DFMA analysis and design optimization of a coaxial mixer module in X-band radar systems

Abstract

This thesis explores the application of Design for Manufacturability and Assembly (DFMA) principles and important aerospace design considerations in optimizing the mechanical design of a coaxial mixer module for X-band radar systems. The coaxial mixer module is a critical radio frequency (RF) component that converts a received radar signal into an intermediate frequency (IF), enabling signal processing and target identification. Operating principles of radar systems are well understood; however, limited research has addressed DFMA driven optimization of low-volume and performance-critical aerospace radar components.

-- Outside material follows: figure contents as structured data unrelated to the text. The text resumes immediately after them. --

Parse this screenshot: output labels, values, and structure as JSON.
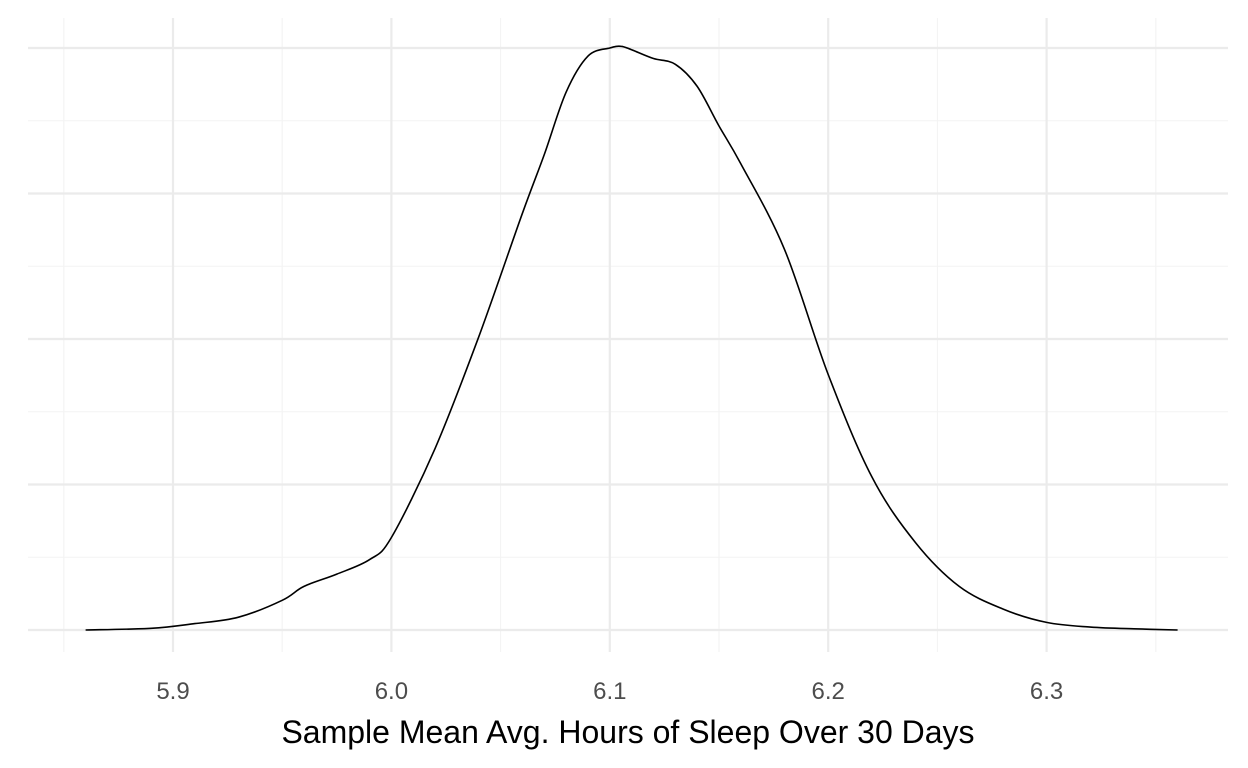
{
  "chart_data": {
    "type": "line",
    "title": "",
    "xlabel": "Sample Mean Avg. Hours of Sleep Over 30 Days",
    "ylabel": "",
    "xlim": [
      5.85,
      6.375
    ],
    "ylim": [
      0,
      1
    ],
    "x_ticks": [
      "5.9",
      "6.0",
      "6.1",
      "6.2",
      "6.3"
    ],
    "y_ticks_shown": false,
    "grid": true,
    "series": [
      {
        "x": [
          5.86,
          5.89,
          5.91,
          5.93,
          5.95,
          5.96,
          5.975,
          5.99,
          6.0,
          6.02,
          6.04,
          6.06,
          6.07,
          6.08,
          6.09,
          6.1,
          6.105,
          6.11,
          6.12,
          6.13,
          6.14,
          6.15,
          6.16,
          6.18,
          6.2,
          6.22,
          6.24,
          6.26,
          6.28,
          6.3,
          6.32,
          6.34,
          6.36
        ],
        "y": [
          0.0,
          0.003,
          0.011,
          0.022,
          0.051,
          0.075,
          0.096,
          0.121,
          0.159,
          0.312,
          0.504,
          0.716,
          0.817,
          0.924,
          0.986,
          1.0,
          1.003,
          0.997,
          0.982,
          0.972,
          0.934,
          0.866,
          0.801,
          0.654,
          0.439,
          0.263,
          0.15,
          0.075,
          0.036,
          0.013,
          0.005,
          0.002,
          0.0
        ]
      }
    ]
  }
}
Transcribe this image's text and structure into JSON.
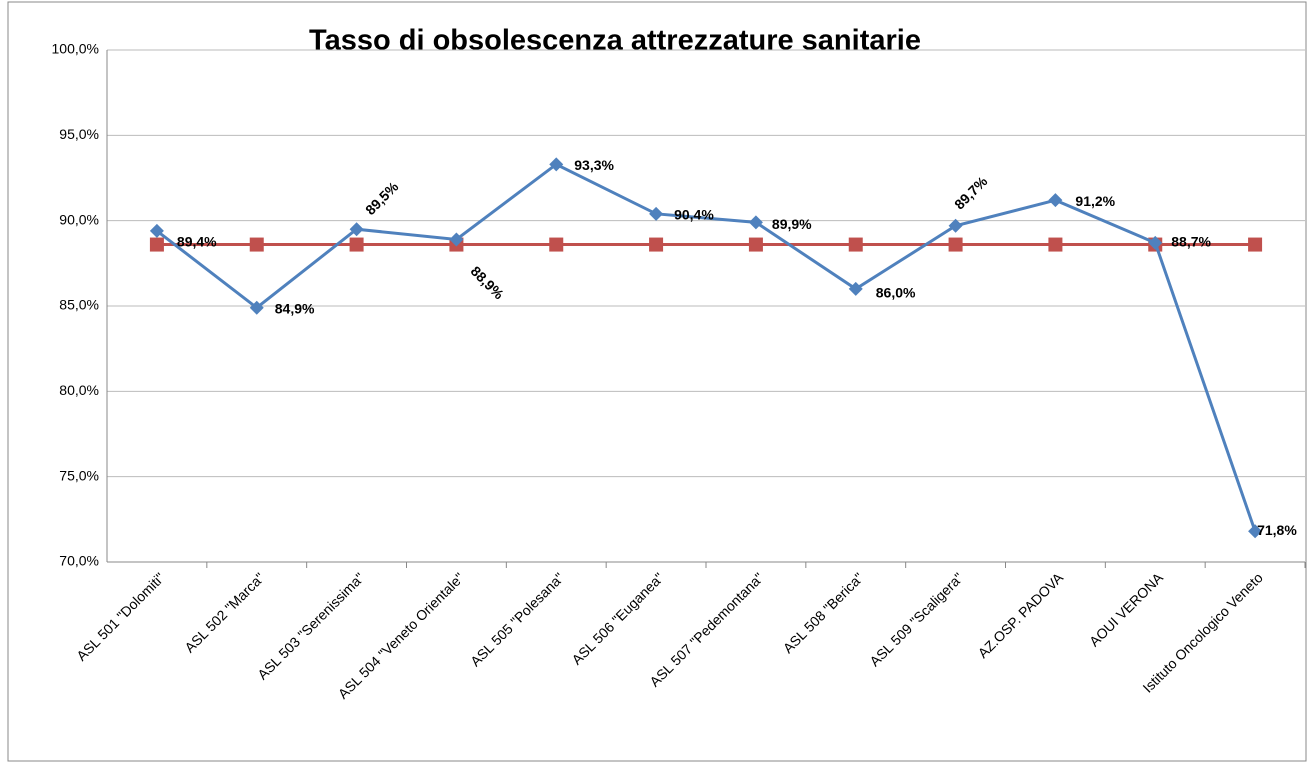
{
  "chart_data": {
    "type": "line",
    "title": "Tasso di obsolescenza attrezzature sanitarie",
    "categories": [
      "ASL 501 \"Dolomiti\"",
      "ASL 502 \"Marca\"",
      "ASL 503 \"Serenissima\"",
      "ASL 504 \"Veneto Orientale\"",
      "ASL 505 \"Polesana\"",
      "ASL 506 \"Euganea\"",
      "ASL 507 \"Pedemontana\"",
      "ASL 508 \"Berica\"",
      "ASL 509 \"Scaligera\"",
      "AZ.OSP. PADOVA",
      "AOUI VERONA",
      "Istituto Oncologico Veneto"
    ],
    "series": [
      {
        "color": "#4f81bd",
        "marker": "diamond",
        "values": [
          89.4,
          84.9,
          89.5,
          88.9,
          93.3,
          90.4,
          89.9,
          86.0,
          89.7,
          91.2,
          88.7,
          71.8
        ],
        "value_labels": [
          "89,4%",
          "84,9%",
          "89,5%",
          "88,9%",
          "93,3%",
          "90,4%",
          "89,9%",
          "86,0%",
          "89,7%",
          "91,2%",
          "88,7%",
          "71,8%"
        ]
      },
      {
        "color": "#c0504d",
        "marker": "square",
        "values": [
          88.6,
          88.6,
          88.6,
          88.6,
          88.6,
          88.6,
          88.6,
          88.6,
          88.6,
          88.6,
          88.6,
          88.6
        ]
      }
    ],
    "ylim": [
      70,
      100
    ],
    "yticks": [
      {
        "value": 70,
        "label": "70,0%"
      },
      {
        "value": 75,
        "label": "75,0%"
      },
      {
        "value": 80,
        "label": "80,0%"
      },
      {
        "value": 85,
        "label": "85,0%"
      },
      {
        "value": 90,
        "label": "90,0%"
      },
      {
        "value": 95,
        "label": "95,0%"
      },
      {
        "value": 100,
        "label": "100,0%"
      }
    ],
    "grid": true
  }
}
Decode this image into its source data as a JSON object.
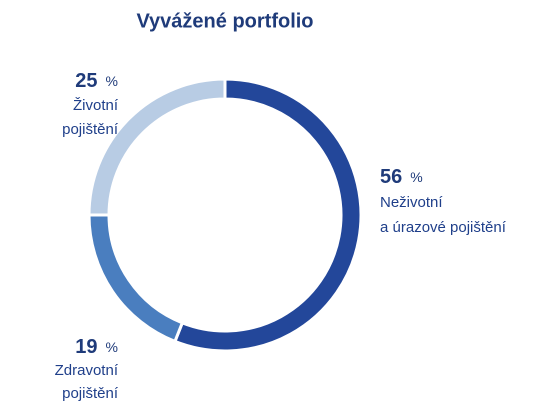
{
  "chart_data": {
    "type": "donut",
    "title": "Vyvážené portfolio",
    "categories": [
      [
        "Neživotní",
        "a úrazové pojištění"
      ],
      [
        "Zdravotní",
        "pojištění"
      ],
      [
        "Životní",
        "pojištění"
      ]
    ],
    "values": [
      56,
      19,
      25
    ],
    "unit": "%",
    "colors": [
      "#23479a",
      "#4a7ebf",
      "#b8cce4"
    ]
  }
}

A mixed-method approach was utilized: a comprehensive literature review, an expert interview, and CAD simulation to evaluate current design features, manufacturing, and material selection. Findings indicate that changing the housing material from steel to an aluminum alloy (AA 6061-T6) decreases the housing weight by 65%, translating to an 1,893.49 gram decrease in take-off weight. Additionally, a 29-38% reduction in housing manufacturing costs and a 30-40% reduction in tool wear is achievable. Critical tolerances were identified and defined, particularly surrounding the center conductor. Manufacturing techniques including various types of casting and additive manufacturing were explored; however, CNC machining is an essential step in all proposed manufacturing methods. Utilizing DFMA principles led to design proposals that could reduce the housing block parts count by 40%. This research explores transitioning from a formerly robust design to one more streamlined for modern manufacturing, assembly, and aerospace demands.